● SIGNAL CHAIN · FILED MAY 22, 2026
Gain Staging Across the Chain
Why two clean pedals into a clean amp can still clip the front end — and how to set unity gain across a multi-pedal board so the amp sounds the way it should.
BY SUEDE LABS
SECTION
Signal Chaintitle: "Gain Staging Across the Chain" slug: "gain-staging-across-the-chain" category: "Signal Chain" published: "2026-05-22" description: "Why two clean pedals into a clean amp can still clip the front end — and how to set unity gain across a multi-pedal board so the amp sounds the way it should." authors:
- "Suede Labs"
Gain staging is the practice of setting the operating level of each block in a signal chain so the next block sees a signal it can handle without clipping prematurely or burying it in the noise floor. It is unglamorous work, and it decides whether a board sounds tight or smeared.
The Core Idea
Every block in a chain has:
- An input headroom ceiling — the maximum signal it can accept before clipping
- A noise floor — the minimum signal it can pass before the output is dominated by hiss
- A target operating range — somewhere comfortably between the two
The objective is to keep the signal inside that window at every block. Push it too hot and you get distortion you did not ask for. Run it too cold and you amplify hiss along with the signal further down.
How Pedals Misbehave
A "boost" pedal at unity is not really at unity. Most boosts add a small amount of voltage gain even with the knob at minimum, plus a small amount of input-stage coloration. Stack three of them and the front of your amp is seeing something hotter than your pickup output by 6–12 dB.

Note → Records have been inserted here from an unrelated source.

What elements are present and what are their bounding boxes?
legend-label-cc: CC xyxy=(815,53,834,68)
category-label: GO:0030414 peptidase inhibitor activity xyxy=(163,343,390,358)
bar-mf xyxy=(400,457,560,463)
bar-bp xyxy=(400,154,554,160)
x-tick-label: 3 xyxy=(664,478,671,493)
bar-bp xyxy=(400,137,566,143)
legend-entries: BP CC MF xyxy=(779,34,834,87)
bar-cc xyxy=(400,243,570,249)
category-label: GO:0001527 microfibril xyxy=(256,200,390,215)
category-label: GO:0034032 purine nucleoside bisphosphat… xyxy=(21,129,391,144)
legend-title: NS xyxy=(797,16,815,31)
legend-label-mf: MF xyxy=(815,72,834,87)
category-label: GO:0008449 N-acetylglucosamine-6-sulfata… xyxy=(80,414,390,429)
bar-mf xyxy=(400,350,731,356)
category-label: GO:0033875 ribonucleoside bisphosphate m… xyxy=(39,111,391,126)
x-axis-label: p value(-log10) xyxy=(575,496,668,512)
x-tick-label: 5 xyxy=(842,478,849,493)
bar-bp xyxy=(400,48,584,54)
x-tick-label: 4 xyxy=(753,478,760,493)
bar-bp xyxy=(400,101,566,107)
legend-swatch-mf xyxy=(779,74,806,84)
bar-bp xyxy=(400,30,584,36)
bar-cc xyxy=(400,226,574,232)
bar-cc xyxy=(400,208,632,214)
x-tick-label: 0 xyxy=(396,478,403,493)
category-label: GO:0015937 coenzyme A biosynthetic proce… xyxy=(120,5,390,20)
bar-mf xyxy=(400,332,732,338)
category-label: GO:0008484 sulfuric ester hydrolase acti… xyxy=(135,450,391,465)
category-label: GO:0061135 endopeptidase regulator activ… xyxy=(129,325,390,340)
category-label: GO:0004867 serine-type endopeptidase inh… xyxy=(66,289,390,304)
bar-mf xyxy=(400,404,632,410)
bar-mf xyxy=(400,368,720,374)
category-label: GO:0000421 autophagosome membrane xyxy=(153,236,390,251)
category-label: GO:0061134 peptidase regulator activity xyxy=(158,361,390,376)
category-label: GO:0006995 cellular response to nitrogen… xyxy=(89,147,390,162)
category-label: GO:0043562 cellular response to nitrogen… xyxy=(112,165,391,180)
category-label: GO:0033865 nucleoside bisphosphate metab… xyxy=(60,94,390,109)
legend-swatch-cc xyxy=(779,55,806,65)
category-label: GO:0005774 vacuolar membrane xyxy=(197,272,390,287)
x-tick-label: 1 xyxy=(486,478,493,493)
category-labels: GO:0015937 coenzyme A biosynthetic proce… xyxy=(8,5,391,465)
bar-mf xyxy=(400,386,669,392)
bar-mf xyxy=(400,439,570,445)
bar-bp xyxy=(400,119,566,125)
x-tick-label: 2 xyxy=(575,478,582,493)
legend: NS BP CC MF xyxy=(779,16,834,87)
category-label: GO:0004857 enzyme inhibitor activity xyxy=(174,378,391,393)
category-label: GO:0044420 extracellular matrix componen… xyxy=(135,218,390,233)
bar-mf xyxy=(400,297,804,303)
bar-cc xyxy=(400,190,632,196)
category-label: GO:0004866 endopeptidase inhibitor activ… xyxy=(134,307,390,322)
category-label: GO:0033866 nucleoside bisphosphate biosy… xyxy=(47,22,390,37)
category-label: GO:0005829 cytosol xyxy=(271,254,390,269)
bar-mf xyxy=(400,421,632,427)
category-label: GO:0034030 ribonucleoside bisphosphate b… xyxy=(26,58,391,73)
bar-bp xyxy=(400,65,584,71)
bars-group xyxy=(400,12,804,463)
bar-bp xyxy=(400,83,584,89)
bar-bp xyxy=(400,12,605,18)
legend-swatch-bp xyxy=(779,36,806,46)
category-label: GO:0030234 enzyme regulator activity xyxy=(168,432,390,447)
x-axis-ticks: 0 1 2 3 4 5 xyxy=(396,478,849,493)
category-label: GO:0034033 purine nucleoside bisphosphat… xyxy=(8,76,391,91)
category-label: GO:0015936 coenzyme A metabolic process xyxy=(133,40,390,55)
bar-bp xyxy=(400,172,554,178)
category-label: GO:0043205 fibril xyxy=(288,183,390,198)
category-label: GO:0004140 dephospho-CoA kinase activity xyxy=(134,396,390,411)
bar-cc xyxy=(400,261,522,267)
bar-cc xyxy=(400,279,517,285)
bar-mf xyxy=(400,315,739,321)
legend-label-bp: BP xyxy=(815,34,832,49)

Conversely, some buffers and noise gates have a hidden insertion loss. Run a clean signal through six of them in series and you can lose 3–6 dB before the amp's input.
Setting Unity Across a Board
A practical procedure:
- Plug straight into the amp. Set the amp's input gain to where it sounds right at performance volume.
- Insert one pedal at a time, bypassed. Confirm the signal level does not change measurably between engaged-bypass and removed.
- Engage each pedal at its intended setting. Adjust output level so total output (engaged) ≈ total output (bypassed), unless that pedal is meant to boost.
- Repeat with all pedals in their working positions. Check the cumulative offset.
If you do this honestly, you will discover that two or three pedals on a "clean" board are routinely pushing 3–8 dB hotter than your bare signal.
Where the Headroom Lives
The amp's preamp input is almost always the lowest-headroom stage in a guitar rig. Most tube preamp inputs start clipping around 100–200 mV peak. A hot humbucker into a hot boost can easily exceed that. Most modeler input stages are far more forgiving — but they still have a ceiling.
If the amp sounds harsh, blurry, or "wooly" when you engage your normal clean board, the problem is almost never the amp. It is the gain stack in front of it.
The Loop Side
Effects loops have their own headroom. Mismatched send/return levels are a classic cause of brittle reverb tails or clipped delay repeats. Most amps expose a switch for line-level vs instrument-level loop operation; use it.
Quick Checks
- Bypass everything. Does the amp sound the way you bought it to sound?
- Engage one pedal at a time. Note any level shift.
- Watch for "I have to turn the amp down when I engage the board" — that is a gain-staging problem dressed up as a tone preference.